Pre-Professional Year’supcoming graduation season, PPY19 Revealed, features newly commissioned works by guest choreographers Idan Cohen, Leah Marojević and Vicki Van Hout.
Ahead of the season, we sat down with Idan to discuss the collaborative process behind his mythology inspired work, his choreographic style and his words of wisdom for the Pre-Professional Year dancers.
Q. Can you briefly describe your process with the Pre-Professional Year dancers?
I worked with Pre-Professional Year through the month of May, researching the opening act of C. W. Gluck’s opera Orfeo ed Euridice. We looked at the mythological story of Orfeo, as the mimesis of an artist. A performer who could enchant all with his music.
Orfeo’s noble attempt to save his beloved wife Eurydice was done through his art: using his divine music and singing, he descended into the underworld, demanding life and love. In collaboration with the dancers we’ve deconstructed key themes and motives of the story of Orfeo looking at the very core of the act of ‘performance’, and their experience as young artists/performers. I asked the dancers to reflect on Orfeo’s experience focusing on their own understanding of the subjects and topics that came up through my interpretation of the story. The movement vocabulary required musicality and attentiveness, a combination of technical skills and creativity. My goal was to unite the dancers under one vision, in a way that would enable them to present their versatility, technical and artistic abilities.
Q. How would you describe your choreographic style?
I search for an artistic balance between a movement vocabulary that is technically challenging yet doesn’t jeopardise the theatrical aspects of the act of performance. Each piece I create is inspired by a different theme, story or cultural background, and so is different than its predecessor. Here, the story and beautiful music of Orfeo served as the inspiration. We were looking at the combination of dance and opera through a fresh, thoughtful and energetic point of view. I am fascinated by the meeting point of movement and story-telling, combining humour and wit with a physically demanding movement that is emotionally driven and thought provoking.
Q. What do you love most about dance?
I believe in the importance of a diverse cultural heritage and its positive impacts on our lives. Within our everyday movement and body language there are endless stories constantly being told.
The quest to share and learn from one’s surroundings forms the core of a truly good work. All of us, artists and audience members, just need gather, watch and listen with open hearts and minds.
During the last few years I have been deepening my interest in directing opera through contemporary dance, researching and strengthening my knowledge of these two art forms in order to create what I see as a natural hybridisation of two worlds.
Directing opera through contemporary dance opens a whole new world of collaborative opportunities. With Sydney Dance Company’s Pre-Professional Year I’ve had the privilege of working with a fantastic team of gifted artists. Linda Gamblin and Omer Backley-Astrachan were instrumental in the creative process, and I was honoured to work with the composer Me-Lee Hay and costume designer Fiona Holley on realising and developing my concept.
Q. If there is one thing you wish to imbue in the Pre-Professional Year dancers, what would it be?
The mutual adventure I shared with the Pre-Professional Year dancers required integrity, honesty and generosity.
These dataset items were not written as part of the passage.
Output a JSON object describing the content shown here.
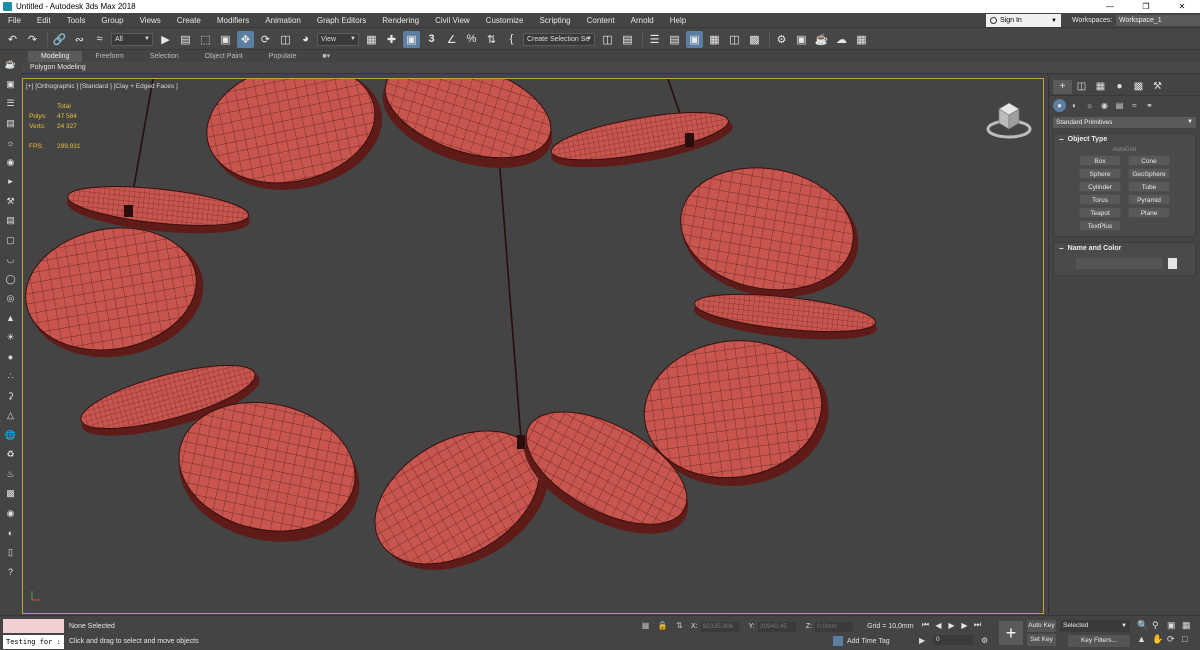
{
  "window": {
    "title": "Untitled - Autodesk 3ds Max 2018",
    "controls": [
      "—",
      "❒",
      "✕"
    ]
  },
  "menu": [
    "File",
    "Edit",
    "Tools",
    "Group",
    "Views",
    "Create",
    "Modifiers",
    "Animation",
    "Graph Editors",
    "Rendering",
    "Civil View",
    "Customize",
    "Scripting",
    "Content",
    "Arnold",
    "Help"
  ],
  "account": {
    "sign_in": "Sign In",
    "workspaces_label": "Workspaces:",
    "workspace_value": "Workspace_1"
  },
  "toolbar": {
    "filter_value": "All",
    "coord_system": "View",
    "snap_number": "3",
    "selection_set_placeholder": "Create Selection Se"
  },
  "ribbon": {
    "tabs": [
      "Modeling",
      "Freeform",
      "Selection",
      "Object Paint",
      "Populate",
      "■▾"
    ],
    "panel_label": "Polygon Modeling"
  },
  "viewport": {
    "label": "[+] [Orthographic ] [Standard ] [Clay + Edged Faces ]",
    "stats": {
      "total_label": "Total",
      "polys_label": "Polys:",
      "polys_value": "47 584",
      "verts_label": "Verts:",
      "verts_value": "24 327",
      "fps_label": "FPS:",
      "fps_value": "299,931"
    },
    "object_color": "#c8564f",
    "background": "#444444"
  },
  "command_panel": {
    "category_dropdown": "Standard Primitives",
    "object_type": {
      "header": "Object Type",
      "autogrid": "AutoGrid",
      "buttons": [
        "Box",
        "Cone",
        "Sphere",
        "GeoSphere",
        "Cylinder",
        "Tube",
        "Torus",
        "Pyramid",
        "Teapot",
        "Plane",
        "TextPlus"
      ]
    },
    "name_and_color": {
      "header": "Name and Color"
    }
  },
  "status": {
    "script_input": "Testing for :",
    "selection": "None Selected",
    "prompt": "Click and drag to select and move objects",
    "x_label": "X:",
    "x_value": "92335,906",
    "y_label": "Y:",
    "y_value": "20940,45",
    "z_label": "Z:",
    "z_value": "0,0mm",
    "grid": "Grid = 10,0mm",
    "add_time_tag": "Add Time Tag",
    "frame": "0",
    "auto_key": "Auto Key",
    "set_key": "Set Key",
    "key_mode": "Selected",
    "key_filters": "Key Filters..."
  }
}
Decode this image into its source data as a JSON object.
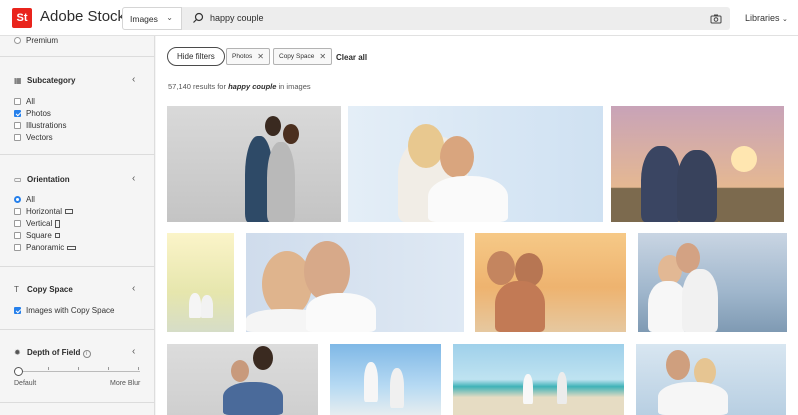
{
  "header": {
    "logo_text": "St",
    "brand": "Adobe Stock",
    "scope": "Images",
    "query": "happy couple",
    "libraries": "Libraries"
  },
  "sidebar": {
    "premium": "Premium",
    "subcategory": {
      "title": "Subcategory",
      "options": [
        {
          "label": "All",
          "checked": false
        },
        {
          "label": "Photos",
          "checked": true
        },
        {
          "label": "Illustrations",
          "checked": false
        },
        {
          "label": "Vectors",
          "checked": false
        }
      ]
    },
    "orientation": {
      "title": "Orientation",
      "options": [
        "All",
        "Horizontal",
        "Vertical",
        "Square",
        "Panoramic"
      ],
      "selected": "All"
    },
    "copy_space": {
      "title": "Copy Space",
      "option": "Images with Copy Space",
      "checked": true
    },
    "depth_of_field": {
      "title": "Depth of Field",
      "min_label": "Default",
      "max_label": "More Blur",
      "value": 0
    }
  },
  "filters": {
    "hide_label": "Hide filters",
    "chips": [
      "Photos",
      "Copy Space"
    ],
    "clear_all": "Clear all"
  },
  "results": {
    "count": "57,140",
    "prefix": "results for",
    "query": "happy couple",
    "suffix": "in images"
  },
  "colors": {
    "accent": "#2680eb",
    "brand": "#e9241c"
  }
}
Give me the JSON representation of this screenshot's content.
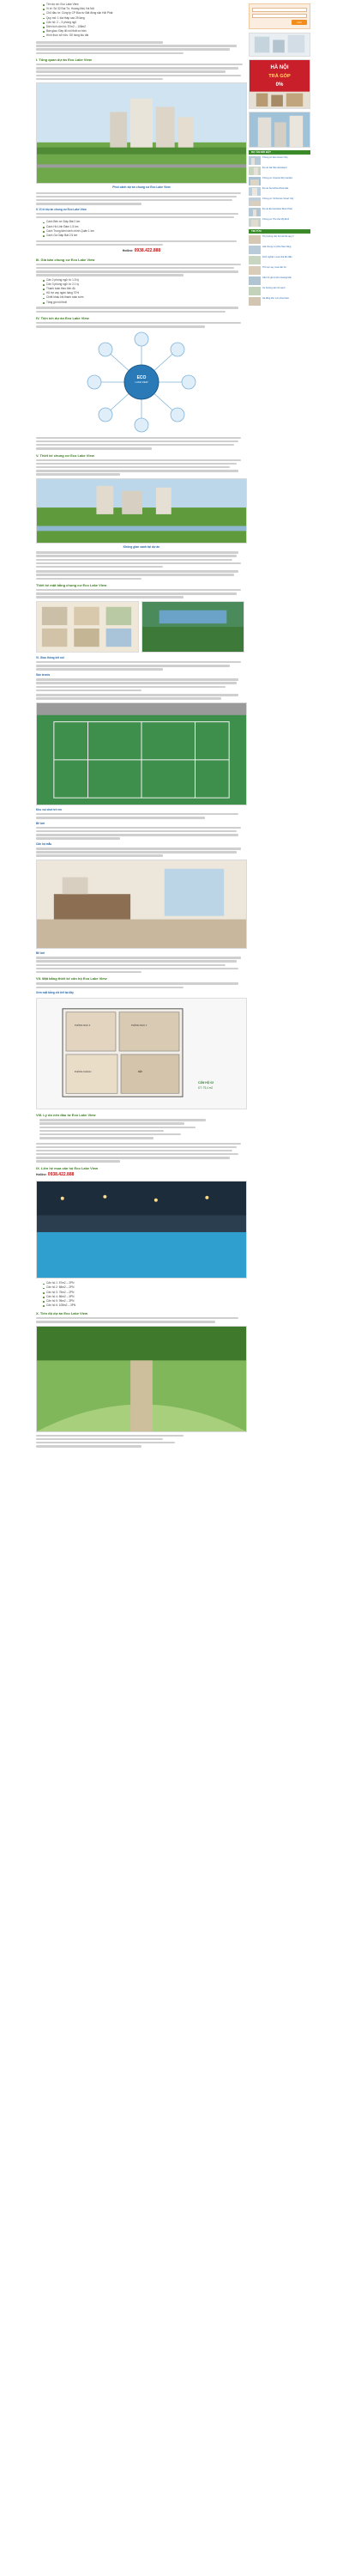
{
  "intro_list": [
    "Tên dự án: Eco Lake View",
    "Vị trí: Số 32 Đại Từ, Hoàng Mai, Hà Nội",
    "Chủ đầu tư: Công ty CP Đầu tư Bất động sản Hải Phát",
    "Quy mô: 1 tòa tháp cao 25 tầng",
    "Căn hộ: 2 – 3 phòng ngủ",
    "Diện tích căn hộ: 57m2 – 108m2",
    "Bàn giao: Đầy đủ nội thất cơ bản",
    "Hình thức sở hữu: Sổ hồng lâu dài"
  ],
  "sec_overview_title": "I. Tổng quan dự án Eco Lake View",
  "img1_caption": "Phối cảnh dự án chung cư Eco Lake View",
  "sec_location_title": "II. Vị trí dự án chung cư Eco Lake View",
  "location_list": [
    "Cách Bến xe Giáp Bát 2 km",
    "Cách Hồ Linh Đàm 1.5 km",
    "Cách Trung tâm hành chính Quận 1 km",
    "Cách Ga Giáp Bát 2.5 km"
  ],
  "hotline": {
    "label": "Hotline:",
    "number": "0938.422.888"
  },
  "sec_price_title": "III. Giá bán chung cư Eco Lake View",
  "price_list": [
    "Căn 2 phòng ngủ: từ 1.5 tỷ",
    "Căn 3 phòng ngủ: từ 2.1 tỷ",
    "Thanh toán theo tiến độ",
    "Hỗ trợ vay ngân hàng 70%",
    "Chiết khấu khi thanh toán sớm",
    "Tặng gói nội thất"
  ],
  "sec_utility_title": "IV. Tiện ích dự án Eco Lake View",
  "eco_center": "ECO",
  "eco_center2": "LAKE VIEW",
  "sec_design_title": "V. Thiết kế chung cư Eco Lake View",
  "img2_caption": "Không gian xanh tại dự án",
  "sec_ground_title": "Thiết kế mặt bằng chung cư Eco Lake View",
  "sec_transport_title": "VI. Giao thông kết nối",
  "sec_park_title": "Sân tennis",
  "sec_kids_title": "Khu vui chơi trẻ em",
  "sec_pool_title": "Bể bơi",
  "sec_home_title": "Căn hộ mẫu",
  "sec_plan_title": "VII. Mặt bằng thiết kế căn hộ Eco Lake View",
  "plan_link": "Xem mặt bằng chi tiết tại đây",
  "plan_tags": [
    "PHÒNG NGỦ 2",
    "PHÒNG NGỦ 1",
    "PHÒNG KHÁCH",
    "BẾP"
  ],
  "plan_area": "DT: 75,4 m2",
  "plan_room": "CĂN HỘ 02",
  "sec_reason_title": "VIII. Lý do nên đầu tư Eco Lake View",
  "sec_contact_title": "IX. Liên hệ mua căn hộ Eco Lake View",
  "final_list": [
    "Căn hộ 1: 57m2 – 2PN",
    "Căn hộ 2: 68m2 – 2PN",
    "Căn hộ 3: 75m2 – 2PN",
    "Căn hộ 4: 86m2 – 3PN",
    "Căn hộ 5: 95m2 – 3PN",
    "Căn hộ 6: 108m2 – 3PN"
  ],
  "sec_last_title": "X. Tiến độ dự án Eco Lake View",
  "sidebar": {
    "form_button": "Gửi",
    "banner_hn": "HÀ NỘI",
    "banner_tg": "TRẢ GÓP",
    "banner_pct": "0%",
    "list_head": "DỰ ÁN NỔI BẬT",
    "list_head2": "TIN TỨC",
    "items": [
      "Chung cư Eco Green City",
      "Dự án Hà Nội Homeland",
      "Chung cư Imperia Sky Garden",
      "Dự án Sunshine Riverside",
      "Chung cư Vinhomes Smart City",
      "Dự án Eurowindow River Park",
      "Chung cư The Zei Mỹ Đình"
    ],
    "news": [
      "Thị trường căn hộ Hà Nội quý 3",
      "Giá chung cư phía Nam tăng",
      "Kinh nghiệm mua nhà lần đầu",
      "Thủ tục vay mua căn hộ",
      "Căn hộ giá rẻ khu Hoàng Mai",
      "Xu hướng căn hộ xanh",
      "Hạ tầng khu vực phía Nam"
    ]
  },
  "colors": {
    "accent_green": "#3a7a1e",
    "link_blue": "#2a6aa8",
    "hotline_red": "#d01010",
    "button_orange": "#f28c1b"
  }
}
I feel privileged to have worked with this group of beautiful performers, and more importantly, wonderful people. As a whole and as individuals they were open to explore, challenge and share their knowledge and creative skills. Orfeo dared to challenge his fate, to go beyond limits and conventions. All of us as artists challenge our own limits and choose to walk a path that is challenging, sometimes even dangerous. Yet, in a world filled with so many lies, artists are so often seen as nothing more than clowns, perhaps even fools… In today’s world, might Orfeo’s strengths and talents be looked at as a mere joke? A gimmick? I feel empowered, and hope that this group of young performers as well as our audiences will leave the theatre feeling the same.